Чтение онлайн

ЖАНРЫ

Шрифт:

Я кивнул. Ему пришлось приложить массу усилий, чтобы в мастерских Севастополя не только спешно изготовили металлические каски для личного состава десанта, а также — примитивные бронежилеты, но и к тому, чтобы добровольцы привыкли к этой, невиданной в сей эпохе амуниции. Поначалу добровольцы вообще думали, что это лишь хитрые учебные приспособления, вроде — утяжелителей на деревянных ружьях. Дескать, в бою такую тяжесть их таскать никто не заставит. Ошиблись, орёлики.

Я пристально всматривался во тьму. Не забывая поглядывать на циферблат своих часов, римские цифры на котором один ловкий часовщик в Екатеринославе пометил фосфором. Ежели не зажжется ни один корректировочный огонь на берегу, ровно в час по полуночи он, командир десанта, отдаст команду открыть огонь. Часы тикали, стрелки

отщелкивали минуты, подходя к роковой черте. Глаза от пристального всматривания начинали принимать желаемое за действительно, реагируя даже не мигание звезд.

Поэтому и не сразу поверил своим глазам, когда увидел затеплившийся огонек справа, затем — слева. Протянул бинокль командиру монитора.

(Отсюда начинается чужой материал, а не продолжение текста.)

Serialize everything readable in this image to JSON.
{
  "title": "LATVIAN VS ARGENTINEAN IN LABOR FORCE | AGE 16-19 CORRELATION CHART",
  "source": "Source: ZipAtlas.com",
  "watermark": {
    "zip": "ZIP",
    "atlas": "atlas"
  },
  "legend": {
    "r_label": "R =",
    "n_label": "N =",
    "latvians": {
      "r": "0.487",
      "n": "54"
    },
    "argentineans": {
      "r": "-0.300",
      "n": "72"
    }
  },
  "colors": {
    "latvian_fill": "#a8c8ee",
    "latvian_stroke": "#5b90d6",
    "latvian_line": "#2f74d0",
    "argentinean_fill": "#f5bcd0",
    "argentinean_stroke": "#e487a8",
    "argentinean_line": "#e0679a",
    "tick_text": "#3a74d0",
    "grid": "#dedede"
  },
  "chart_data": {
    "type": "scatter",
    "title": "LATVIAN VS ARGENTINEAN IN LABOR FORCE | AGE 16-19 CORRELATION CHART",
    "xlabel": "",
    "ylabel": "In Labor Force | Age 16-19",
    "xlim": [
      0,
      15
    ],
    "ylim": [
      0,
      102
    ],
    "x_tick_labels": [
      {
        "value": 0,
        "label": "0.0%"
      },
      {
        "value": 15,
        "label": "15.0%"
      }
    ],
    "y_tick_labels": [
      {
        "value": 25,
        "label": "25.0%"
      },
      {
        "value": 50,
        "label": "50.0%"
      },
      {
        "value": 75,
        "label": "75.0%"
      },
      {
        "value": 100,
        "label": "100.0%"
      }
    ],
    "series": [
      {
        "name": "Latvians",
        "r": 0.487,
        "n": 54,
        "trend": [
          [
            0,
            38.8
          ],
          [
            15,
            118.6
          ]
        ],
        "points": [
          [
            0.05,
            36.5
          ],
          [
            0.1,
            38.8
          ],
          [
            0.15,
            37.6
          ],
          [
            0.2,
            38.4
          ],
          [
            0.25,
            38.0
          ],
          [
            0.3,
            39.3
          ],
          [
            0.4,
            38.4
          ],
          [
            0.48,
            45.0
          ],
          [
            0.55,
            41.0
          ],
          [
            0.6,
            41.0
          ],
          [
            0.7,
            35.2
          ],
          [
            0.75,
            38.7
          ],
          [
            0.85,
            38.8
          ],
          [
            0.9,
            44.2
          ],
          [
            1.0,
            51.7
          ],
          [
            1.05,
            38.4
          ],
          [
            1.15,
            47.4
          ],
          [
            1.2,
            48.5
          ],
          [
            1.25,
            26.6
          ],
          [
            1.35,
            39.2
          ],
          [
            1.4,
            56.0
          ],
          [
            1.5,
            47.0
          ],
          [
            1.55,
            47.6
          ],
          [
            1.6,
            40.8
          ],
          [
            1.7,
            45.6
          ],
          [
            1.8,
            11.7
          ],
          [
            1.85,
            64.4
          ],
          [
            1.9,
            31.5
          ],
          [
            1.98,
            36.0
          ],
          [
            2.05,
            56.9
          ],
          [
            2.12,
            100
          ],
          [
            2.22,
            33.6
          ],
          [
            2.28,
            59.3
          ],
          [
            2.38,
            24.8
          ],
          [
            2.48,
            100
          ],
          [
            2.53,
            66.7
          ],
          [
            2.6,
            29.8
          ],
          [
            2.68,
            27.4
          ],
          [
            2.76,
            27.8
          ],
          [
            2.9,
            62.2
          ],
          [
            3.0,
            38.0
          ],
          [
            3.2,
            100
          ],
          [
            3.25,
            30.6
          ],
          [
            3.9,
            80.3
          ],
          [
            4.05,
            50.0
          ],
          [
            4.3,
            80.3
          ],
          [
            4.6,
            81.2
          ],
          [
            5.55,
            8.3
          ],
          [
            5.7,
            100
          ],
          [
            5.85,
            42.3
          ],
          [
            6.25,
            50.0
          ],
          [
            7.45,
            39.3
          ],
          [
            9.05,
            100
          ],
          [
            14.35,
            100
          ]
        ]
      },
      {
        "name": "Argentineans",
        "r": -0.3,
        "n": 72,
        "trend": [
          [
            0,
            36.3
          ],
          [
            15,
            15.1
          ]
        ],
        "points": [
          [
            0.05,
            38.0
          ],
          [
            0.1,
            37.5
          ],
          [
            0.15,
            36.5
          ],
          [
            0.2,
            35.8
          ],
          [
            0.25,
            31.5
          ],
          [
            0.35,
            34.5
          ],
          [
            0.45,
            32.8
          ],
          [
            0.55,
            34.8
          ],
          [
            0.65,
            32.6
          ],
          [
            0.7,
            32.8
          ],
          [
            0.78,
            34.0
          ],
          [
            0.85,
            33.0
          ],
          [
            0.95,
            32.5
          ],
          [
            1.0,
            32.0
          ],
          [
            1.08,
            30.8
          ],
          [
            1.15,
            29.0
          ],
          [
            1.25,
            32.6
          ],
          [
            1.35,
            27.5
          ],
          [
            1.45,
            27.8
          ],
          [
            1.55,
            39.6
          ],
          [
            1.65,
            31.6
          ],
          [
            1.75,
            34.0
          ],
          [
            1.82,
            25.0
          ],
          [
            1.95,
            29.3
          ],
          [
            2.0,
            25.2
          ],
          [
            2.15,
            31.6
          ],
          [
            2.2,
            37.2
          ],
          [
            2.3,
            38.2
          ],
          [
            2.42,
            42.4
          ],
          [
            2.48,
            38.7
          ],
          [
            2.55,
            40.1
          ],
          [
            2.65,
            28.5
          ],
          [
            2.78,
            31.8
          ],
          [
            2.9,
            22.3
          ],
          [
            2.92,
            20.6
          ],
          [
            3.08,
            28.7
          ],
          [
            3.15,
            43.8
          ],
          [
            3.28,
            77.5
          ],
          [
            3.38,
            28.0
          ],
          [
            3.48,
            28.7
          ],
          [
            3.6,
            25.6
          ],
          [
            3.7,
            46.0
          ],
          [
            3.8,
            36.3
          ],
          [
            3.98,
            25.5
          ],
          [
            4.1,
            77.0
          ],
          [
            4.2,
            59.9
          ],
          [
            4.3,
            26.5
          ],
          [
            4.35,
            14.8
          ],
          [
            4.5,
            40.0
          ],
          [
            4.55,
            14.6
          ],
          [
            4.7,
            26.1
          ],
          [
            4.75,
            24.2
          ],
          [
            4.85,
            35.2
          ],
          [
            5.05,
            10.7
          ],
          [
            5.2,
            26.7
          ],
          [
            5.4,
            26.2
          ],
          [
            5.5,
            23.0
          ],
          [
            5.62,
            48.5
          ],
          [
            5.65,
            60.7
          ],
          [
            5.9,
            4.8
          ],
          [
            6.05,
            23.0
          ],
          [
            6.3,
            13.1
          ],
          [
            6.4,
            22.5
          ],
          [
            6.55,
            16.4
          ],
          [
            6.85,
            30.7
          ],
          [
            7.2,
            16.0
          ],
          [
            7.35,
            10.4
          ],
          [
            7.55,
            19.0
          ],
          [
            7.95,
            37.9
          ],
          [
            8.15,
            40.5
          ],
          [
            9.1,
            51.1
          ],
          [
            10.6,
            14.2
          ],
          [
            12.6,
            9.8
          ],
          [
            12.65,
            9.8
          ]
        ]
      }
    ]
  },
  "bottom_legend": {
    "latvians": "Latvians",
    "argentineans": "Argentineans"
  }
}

— Взгляните, Павел Францевич!

Тот взял оптику, всмотрелся.

— Вижу огонь в десяти кабельтовых справа и в двенадцати — слева, — доложил он и добавил: — С некоторой погрешностью, разумеется.

— Ничего, Павел Францевич, — откликнулся я. — Делаем, как договорились. Как только я доберусь до берега — открывайте огонь.

Командир «Стрелянного воробья» кивнул. Я взял у него бинокль, сунул в кофр, надел каску и зашагал к сходням. С ног до головы, как и весь десант, я был одет в специальный проклеенный комбинезон. И все же, погрузившись по пояс в ледяные воды зимнего моря, сразу ощутил обжигающий холод. «Не обморозить бы чего… — несколько запоздало подумал я. — Лиза не поймет…» И когда я еще не достиг берега, орудия монитора уже разорвали тишину в клочья.

Конические, начиненные пироксилином снаряды, с воем пронеслись, показалось, над самой головой. От залпа собственных орудий «Стрелянный воробей» нырнул, по гнусному закону Архимеда, вытеснив излишек воды. Меня едва не накрыло набежавшей волной с головою. В последнее мгновение успел-таки выскочить на сушу. И все же обдало меня изрядно. Один способ согреться — в рукопашной с врагом. Впереди расцвели огненным цветом разрывы корабельных снарядов.

И если французы до сих пор не подозревали о высадке русских, то теперь до них должно было дойти, что они атакованы. Орудия монитора жахнули во второй раз. Снова вибрирующий, вынимающий душу свист. Вздрогнул берег. Выплески пламени озарили небосвод. Вспышки были достаточно яркими, чтобы я мог разглядеть напряженные лица десантников, ждущих его команды. Едва смолк грохот корабельных орудий, во тьме впереди заговорили шабаринки графа Толстого.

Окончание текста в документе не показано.